Tarot Card Box "recipe"
I posted some pictures of my Tarot Card box/pouch last night late, but the computer entirely ate the information that I had typed in about how it was made. This isn’t a pattern, per se, because I worked for lengths rather than for numbers of stitches or rows.
I started with making and felting a swatch. Thanks so much to all who suggested this, especially the person who told me to mark stitches at set distances with cotton thread! It really allowed me to see what my shrinkage would be like. It was MUCH more in the height-wise direction, than in the width. The width shrunk up less than a quarter, but the height shrunk up to about half its size. My original knitted item looked waaay out of proportion, tall and skinny, but it behaved beautifully in the felting and turned out exactly the shape I had wanted.
The yarn in this is a wool/mohair/movil (?) blend that I got from my Grandma’s stash. The brand on it is “Fairknit” and the line is called Cha-cha. Ironically, it’s nothing like the eyelash yarn of the same name, but it looks like somebody stole the label, because it’s in the same type font!

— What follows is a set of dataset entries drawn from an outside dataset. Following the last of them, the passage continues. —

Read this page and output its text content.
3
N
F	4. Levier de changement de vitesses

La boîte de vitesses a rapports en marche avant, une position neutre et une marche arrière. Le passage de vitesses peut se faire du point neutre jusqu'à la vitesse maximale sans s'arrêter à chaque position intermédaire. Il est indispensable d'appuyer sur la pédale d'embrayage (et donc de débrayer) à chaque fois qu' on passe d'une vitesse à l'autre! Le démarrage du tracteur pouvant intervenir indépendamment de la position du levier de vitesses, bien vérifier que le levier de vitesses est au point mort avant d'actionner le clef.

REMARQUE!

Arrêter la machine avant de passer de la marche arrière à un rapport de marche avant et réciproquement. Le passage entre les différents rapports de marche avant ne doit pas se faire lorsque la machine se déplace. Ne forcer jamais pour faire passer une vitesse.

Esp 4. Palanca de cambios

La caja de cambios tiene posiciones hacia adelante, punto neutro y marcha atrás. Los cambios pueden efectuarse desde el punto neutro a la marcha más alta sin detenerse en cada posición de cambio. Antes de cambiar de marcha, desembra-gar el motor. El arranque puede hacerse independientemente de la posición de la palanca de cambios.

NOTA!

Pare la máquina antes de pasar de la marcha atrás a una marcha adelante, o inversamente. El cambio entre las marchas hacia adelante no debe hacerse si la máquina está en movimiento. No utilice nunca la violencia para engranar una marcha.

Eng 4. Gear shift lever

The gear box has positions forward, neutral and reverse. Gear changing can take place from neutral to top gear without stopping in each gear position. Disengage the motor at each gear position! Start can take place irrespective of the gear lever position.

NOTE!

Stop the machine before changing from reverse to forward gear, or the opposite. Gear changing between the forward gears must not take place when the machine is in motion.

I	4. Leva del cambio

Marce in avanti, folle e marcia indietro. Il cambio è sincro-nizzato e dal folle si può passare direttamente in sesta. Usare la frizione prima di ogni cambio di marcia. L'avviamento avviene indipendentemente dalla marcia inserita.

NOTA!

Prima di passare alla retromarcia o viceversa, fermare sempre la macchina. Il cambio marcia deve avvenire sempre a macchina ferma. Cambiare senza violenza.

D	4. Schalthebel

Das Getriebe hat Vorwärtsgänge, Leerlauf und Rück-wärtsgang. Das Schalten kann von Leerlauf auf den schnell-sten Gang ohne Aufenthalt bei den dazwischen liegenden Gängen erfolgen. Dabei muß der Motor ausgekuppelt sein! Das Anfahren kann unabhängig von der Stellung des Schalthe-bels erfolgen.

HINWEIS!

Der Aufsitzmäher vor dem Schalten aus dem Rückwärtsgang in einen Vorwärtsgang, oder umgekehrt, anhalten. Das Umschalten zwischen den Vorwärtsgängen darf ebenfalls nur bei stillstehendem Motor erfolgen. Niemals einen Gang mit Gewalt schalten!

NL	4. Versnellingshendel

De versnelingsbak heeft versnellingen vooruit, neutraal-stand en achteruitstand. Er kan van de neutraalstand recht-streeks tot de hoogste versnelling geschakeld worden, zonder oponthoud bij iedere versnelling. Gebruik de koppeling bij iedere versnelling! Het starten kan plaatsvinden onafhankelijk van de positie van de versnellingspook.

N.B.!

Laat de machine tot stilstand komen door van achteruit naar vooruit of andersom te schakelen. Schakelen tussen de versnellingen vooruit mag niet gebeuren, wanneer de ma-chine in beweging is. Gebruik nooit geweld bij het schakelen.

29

I worked the entire thing on #10 DPN’s. I cast on 15 stitches, which is what I had figured I needed to make it about 5″ across (4″ after felting) on my size 10 needles. I worked it in a rectangle in stockinette stitch until I had the size I wanted for the bottom – I made it about 2.5″, so that it would shrink to be about 1.25″. Then I picked up stitches around three sides and worked stockinette in the round until the bag was 10″ tall (which really looked ridiculous; I wish I had taken “before” pictures!) and then did a 3-stitch I-cord bindoff on three of the needles, leaving one long side working. I continued knitting on the fourth needle back and forth until it was just a shade taller than the bottom (so that the top would flap over the body without being too tight,) and then picked up stitches on three sides of the top and worked the sides of the top flap until they were tall enough (about 2.5″). I did a buttonhole in the fabric (my first!) by binding off 7 stitches in the center on one row, and casting them back on the next row. When the top was finished, I did a 3-stitch I-cord bind off, and it was done. It took about 15 minutes worth of agitation to get it shrunk up just right, and I blocked it over a cling-wrapped box from the pantry.
One thing that I’ll do differently on the next one, is to break the yarn at the end of the top flap and start picking up from one of the corners; this time, I just worked around one corner and back, and although the amount of difference that one extra row makes after felting is miniscule, I still think it would have been a shade better balanced. I like being able to make things out of one continuous string, but I want them to be as balanced as possible.
*HUGS* and Happy New Year to ya!
Hey, guy!
Good to see you. Happy New Year to you, too!